Short Contact Times for Disinfectants
16 April 2021
In the case of COVID 19, efficacy against enveloped viruses, which SARS-Cov-2 is, must be assured.
The recognised surrogate for use in efficacy studies, for this family of viruses, is vaccinia virus. The most readily available and widely recognised methods by which effectiveness against vaccinia virus and, by inference, SARS-Cov-2, may be demonstrated is specified in EN 14476 and EN 16777.
It is these test protocols that Evans Vanodine has used for several of its products, performed by independent laboratories in the UK. The results from these tests are the basis of recommendations and guidelines offered by Evans in the form of its label directions, product information sheets and microbiological profiles.
Evans complies with Biocidal Products Regulation (BPR) 528/2012 which was implemented to ensure a high level of protection for human health, animal health and the environment. It requires that label claims must be supported by test results from tests appropriate to the area of application.
Test parameters, including temperature, concentration and contact times, reflect practical application conditions.
Evans also follows European Chemicals Agency (ECHA) guidance, and EN 14885 to ensure that the efficacy of all its disinfectants have been assessed using appropriate and relevant test methods. The numbers and identification of organisms present on a contaminated surface is unknown. Therefore, disinfectants must have a broad spectrum of activity so all of the organisms that may be present are controlled.

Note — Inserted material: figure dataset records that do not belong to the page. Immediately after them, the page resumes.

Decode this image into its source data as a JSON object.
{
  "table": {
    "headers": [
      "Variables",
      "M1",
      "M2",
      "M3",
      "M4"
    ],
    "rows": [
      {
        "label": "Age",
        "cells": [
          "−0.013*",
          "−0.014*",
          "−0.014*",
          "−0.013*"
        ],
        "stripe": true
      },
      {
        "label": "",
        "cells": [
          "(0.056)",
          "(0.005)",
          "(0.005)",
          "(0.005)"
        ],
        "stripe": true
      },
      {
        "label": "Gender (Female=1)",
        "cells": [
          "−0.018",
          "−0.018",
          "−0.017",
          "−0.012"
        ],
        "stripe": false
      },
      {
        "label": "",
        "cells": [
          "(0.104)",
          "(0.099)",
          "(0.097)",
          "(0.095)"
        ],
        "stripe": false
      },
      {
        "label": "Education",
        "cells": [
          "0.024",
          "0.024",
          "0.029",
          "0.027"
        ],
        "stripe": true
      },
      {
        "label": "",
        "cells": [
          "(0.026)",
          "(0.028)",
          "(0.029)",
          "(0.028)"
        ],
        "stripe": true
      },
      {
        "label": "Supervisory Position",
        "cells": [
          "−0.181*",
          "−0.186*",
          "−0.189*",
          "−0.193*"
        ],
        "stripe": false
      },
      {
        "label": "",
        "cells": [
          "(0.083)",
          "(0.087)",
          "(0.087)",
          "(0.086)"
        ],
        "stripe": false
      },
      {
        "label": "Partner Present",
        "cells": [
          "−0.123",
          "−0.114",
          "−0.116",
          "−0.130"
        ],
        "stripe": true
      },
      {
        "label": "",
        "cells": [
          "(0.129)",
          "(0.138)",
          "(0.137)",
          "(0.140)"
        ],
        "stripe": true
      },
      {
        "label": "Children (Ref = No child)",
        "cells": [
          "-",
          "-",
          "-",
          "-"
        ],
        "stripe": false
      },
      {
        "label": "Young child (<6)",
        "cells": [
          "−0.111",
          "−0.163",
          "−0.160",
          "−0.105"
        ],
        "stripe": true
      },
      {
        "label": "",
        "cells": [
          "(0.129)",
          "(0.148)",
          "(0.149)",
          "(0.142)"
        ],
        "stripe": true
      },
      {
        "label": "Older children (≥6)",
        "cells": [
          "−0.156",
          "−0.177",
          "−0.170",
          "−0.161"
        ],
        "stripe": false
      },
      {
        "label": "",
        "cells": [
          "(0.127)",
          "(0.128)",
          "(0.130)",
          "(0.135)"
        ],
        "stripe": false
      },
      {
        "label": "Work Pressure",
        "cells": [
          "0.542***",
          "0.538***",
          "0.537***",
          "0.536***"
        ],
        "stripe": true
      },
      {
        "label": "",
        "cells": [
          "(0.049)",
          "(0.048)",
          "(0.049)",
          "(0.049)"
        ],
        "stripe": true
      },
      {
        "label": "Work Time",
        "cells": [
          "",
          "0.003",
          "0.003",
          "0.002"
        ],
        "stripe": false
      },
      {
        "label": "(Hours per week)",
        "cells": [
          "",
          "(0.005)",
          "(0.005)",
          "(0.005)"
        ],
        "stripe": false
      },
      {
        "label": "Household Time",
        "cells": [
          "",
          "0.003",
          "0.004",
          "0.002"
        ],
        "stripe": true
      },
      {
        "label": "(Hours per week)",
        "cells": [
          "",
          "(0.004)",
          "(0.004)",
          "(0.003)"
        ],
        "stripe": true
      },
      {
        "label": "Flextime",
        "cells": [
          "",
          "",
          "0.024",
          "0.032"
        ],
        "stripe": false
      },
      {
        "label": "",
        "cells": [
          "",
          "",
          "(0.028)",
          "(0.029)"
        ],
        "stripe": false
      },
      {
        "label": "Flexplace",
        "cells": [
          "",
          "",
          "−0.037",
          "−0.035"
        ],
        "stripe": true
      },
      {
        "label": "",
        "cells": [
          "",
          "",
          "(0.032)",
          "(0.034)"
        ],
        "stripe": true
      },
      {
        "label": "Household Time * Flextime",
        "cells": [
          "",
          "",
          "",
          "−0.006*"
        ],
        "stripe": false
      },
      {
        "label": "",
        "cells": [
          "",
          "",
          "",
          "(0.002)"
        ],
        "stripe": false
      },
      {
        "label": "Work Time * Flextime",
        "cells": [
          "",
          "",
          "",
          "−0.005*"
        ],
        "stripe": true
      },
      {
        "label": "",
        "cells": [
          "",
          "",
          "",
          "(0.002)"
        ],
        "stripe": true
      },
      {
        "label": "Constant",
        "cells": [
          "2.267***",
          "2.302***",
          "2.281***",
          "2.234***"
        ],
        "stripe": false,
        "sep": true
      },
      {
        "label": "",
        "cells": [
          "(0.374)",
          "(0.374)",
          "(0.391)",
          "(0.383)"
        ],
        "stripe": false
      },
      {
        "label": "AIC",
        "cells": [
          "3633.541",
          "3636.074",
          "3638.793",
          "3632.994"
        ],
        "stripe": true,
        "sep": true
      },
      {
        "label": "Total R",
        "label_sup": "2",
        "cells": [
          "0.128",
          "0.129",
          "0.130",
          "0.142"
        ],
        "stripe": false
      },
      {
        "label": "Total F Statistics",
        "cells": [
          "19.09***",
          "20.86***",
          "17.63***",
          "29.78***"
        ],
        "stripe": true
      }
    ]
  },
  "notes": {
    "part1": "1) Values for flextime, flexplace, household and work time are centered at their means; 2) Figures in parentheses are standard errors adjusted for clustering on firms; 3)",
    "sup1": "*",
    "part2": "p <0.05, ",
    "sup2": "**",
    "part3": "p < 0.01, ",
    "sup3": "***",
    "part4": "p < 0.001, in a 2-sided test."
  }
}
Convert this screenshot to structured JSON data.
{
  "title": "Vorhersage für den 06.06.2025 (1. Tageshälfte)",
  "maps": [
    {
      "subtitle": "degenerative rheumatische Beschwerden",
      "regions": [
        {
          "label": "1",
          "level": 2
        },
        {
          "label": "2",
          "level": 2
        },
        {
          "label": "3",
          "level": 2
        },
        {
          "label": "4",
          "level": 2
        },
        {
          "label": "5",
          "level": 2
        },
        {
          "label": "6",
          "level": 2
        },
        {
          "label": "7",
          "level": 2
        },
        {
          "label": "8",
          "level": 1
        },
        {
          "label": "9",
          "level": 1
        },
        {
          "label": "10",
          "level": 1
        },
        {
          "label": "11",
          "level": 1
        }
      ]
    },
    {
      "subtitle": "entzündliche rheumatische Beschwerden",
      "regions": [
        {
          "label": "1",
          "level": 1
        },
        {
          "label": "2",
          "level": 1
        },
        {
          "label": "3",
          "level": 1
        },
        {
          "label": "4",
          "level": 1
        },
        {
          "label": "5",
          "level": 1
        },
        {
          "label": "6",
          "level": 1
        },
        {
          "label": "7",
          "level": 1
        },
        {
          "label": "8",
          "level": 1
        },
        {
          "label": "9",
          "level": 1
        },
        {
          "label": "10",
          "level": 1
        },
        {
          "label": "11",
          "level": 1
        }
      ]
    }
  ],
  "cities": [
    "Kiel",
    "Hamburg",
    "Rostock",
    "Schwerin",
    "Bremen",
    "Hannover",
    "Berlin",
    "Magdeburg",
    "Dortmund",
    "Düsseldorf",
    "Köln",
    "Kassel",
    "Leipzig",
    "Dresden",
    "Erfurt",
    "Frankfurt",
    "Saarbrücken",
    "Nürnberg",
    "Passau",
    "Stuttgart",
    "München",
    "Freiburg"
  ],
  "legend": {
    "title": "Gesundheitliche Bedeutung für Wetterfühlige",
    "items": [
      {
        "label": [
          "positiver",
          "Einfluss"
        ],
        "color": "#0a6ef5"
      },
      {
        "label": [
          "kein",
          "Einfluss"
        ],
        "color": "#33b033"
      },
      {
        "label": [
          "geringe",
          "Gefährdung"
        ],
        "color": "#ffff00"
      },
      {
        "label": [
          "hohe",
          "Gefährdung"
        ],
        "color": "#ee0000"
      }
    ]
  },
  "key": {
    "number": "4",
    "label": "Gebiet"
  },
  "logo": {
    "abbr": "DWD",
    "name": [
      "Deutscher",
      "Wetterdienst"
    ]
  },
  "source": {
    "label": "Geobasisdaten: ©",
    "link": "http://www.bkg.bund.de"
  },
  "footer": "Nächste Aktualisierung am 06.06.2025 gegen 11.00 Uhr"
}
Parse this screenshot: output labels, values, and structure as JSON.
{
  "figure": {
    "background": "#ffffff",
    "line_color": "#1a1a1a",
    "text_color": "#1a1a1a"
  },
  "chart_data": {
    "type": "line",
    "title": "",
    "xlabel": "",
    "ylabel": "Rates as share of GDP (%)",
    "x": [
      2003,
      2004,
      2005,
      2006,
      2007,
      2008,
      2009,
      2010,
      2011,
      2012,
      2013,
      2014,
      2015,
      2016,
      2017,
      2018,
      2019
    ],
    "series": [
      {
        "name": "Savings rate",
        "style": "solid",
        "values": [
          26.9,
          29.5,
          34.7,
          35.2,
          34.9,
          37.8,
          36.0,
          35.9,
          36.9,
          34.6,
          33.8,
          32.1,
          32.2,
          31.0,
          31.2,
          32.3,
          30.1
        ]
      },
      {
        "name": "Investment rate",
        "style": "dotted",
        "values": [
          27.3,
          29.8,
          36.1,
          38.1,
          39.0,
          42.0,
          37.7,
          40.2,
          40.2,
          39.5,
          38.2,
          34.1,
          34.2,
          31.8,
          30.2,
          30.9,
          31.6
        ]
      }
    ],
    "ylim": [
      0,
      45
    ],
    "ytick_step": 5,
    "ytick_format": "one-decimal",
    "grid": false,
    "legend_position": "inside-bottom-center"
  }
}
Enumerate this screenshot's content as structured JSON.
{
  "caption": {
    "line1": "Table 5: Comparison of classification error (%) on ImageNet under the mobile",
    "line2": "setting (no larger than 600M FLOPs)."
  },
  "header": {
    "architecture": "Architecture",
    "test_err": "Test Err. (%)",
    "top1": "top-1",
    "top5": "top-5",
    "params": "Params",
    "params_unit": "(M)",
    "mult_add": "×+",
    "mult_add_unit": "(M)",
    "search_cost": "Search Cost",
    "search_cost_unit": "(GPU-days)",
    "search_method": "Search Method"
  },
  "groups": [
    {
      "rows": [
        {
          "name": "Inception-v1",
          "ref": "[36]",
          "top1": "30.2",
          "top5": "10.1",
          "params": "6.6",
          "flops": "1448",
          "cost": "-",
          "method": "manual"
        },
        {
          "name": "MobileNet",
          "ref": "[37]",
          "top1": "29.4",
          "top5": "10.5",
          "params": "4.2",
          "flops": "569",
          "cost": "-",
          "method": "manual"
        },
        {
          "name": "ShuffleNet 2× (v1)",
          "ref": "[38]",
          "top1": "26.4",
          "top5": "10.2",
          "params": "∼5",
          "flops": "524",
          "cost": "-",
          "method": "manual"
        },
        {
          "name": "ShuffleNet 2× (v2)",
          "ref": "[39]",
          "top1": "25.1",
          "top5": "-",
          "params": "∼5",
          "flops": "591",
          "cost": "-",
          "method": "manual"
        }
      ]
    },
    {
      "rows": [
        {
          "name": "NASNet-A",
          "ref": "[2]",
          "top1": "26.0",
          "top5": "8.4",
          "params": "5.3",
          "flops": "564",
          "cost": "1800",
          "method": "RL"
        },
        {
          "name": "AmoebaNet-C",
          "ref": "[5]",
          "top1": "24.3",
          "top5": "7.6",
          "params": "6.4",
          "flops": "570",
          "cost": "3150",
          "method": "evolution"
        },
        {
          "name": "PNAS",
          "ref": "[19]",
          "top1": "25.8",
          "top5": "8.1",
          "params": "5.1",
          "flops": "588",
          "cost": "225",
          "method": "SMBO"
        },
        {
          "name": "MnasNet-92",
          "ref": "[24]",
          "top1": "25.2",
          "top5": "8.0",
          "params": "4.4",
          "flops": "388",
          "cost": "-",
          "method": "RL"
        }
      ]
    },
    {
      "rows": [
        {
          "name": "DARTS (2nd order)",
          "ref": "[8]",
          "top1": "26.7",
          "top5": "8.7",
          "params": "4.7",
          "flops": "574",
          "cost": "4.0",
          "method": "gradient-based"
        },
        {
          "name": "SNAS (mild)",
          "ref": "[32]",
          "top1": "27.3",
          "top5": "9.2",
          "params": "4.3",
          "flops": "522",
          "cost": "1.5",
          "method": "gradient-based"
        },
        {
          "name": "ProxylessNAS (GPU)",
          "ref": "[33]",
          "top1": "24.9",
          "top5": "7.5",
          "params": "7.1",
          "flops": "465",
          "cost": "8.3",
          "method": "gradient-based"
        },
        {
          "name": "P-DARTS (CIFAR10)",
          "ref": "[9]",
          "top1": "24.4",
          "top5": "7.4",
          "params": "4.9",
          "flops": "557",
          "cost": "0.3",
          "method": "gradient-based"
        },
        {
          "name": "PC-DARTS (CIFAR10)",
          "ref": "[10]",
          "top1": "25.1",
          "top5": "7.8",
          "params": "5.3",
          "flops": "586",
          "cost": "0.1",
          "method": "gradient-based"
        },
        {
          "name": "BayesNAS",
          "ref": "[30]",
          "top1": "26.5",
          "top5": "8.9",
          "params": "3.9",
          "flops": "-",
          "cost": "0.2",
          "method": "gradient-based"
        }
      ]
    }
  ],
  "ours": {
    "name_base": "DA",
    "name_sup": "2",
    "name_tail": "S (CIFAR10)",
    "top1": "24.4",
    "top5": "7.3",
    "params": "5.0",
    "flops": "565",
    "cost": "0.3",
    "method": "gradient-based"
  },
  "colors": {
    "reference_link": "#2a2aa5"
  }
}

Tests that most closely reproduce the practical application conditions should be selected. e.g. for a spray and wipe product EN 16615 is appropriate.
A suspension test will assess the time / concentration required to support a claim, then a surface test verifies the dilutions in real-life tests. As a minimum, both suspension and surface tests need to be performed with bacteria and yeast to support claims for hard surface disinfectants.
The recommended contact time on the label must be realistic and appropriate to the use.
For example, a 30 second contact time is realistic and appropriate for an alcoholic hand-rub, but 5 minutes is not appropriate as the product would have evaporated in this time.
If a product is to be used as a final stage disinfectant, without rinsing, then a longer contact time is acceptable, e.g. food processing disinfectants sprayed onto surfaces and left overnight or until the next shift.
A shorter contact time does not necessarily mean one product is better than another. A compromise must be reached between safety and the claims made for a product. Increasing the contact time may mean a lower concentration is effective and is therefore safer to use. Decreasing the contact time may mean a higher concentration is required which is not always desirable e.g. for the health and safety of the user. There may also be other aspects to consider e.g. damage to surfaces or potentially higher levels of residues left on surfaces.
During product development Evans work to achieve the right balance between product performance and safety, ensuring our customers get the best and safest products available on the market. In addition, we always recommend safety risk assessments are performed before using any disinfectant.
It is the responsibility of manufacturers to ensure the appropriate test methods have been used to support the label claims for their products. The product dilutions and contact times are dictated from the test parameters of each efficacy test.
Using alternative dilutions or contact times not stated on the label will not guarantee effectiveness.
Evans will continue to review its test plans to ensure that its literature and labelling offers its customers assurance of rapid microbiological effectiveness without compromising end-user safety or economy of use.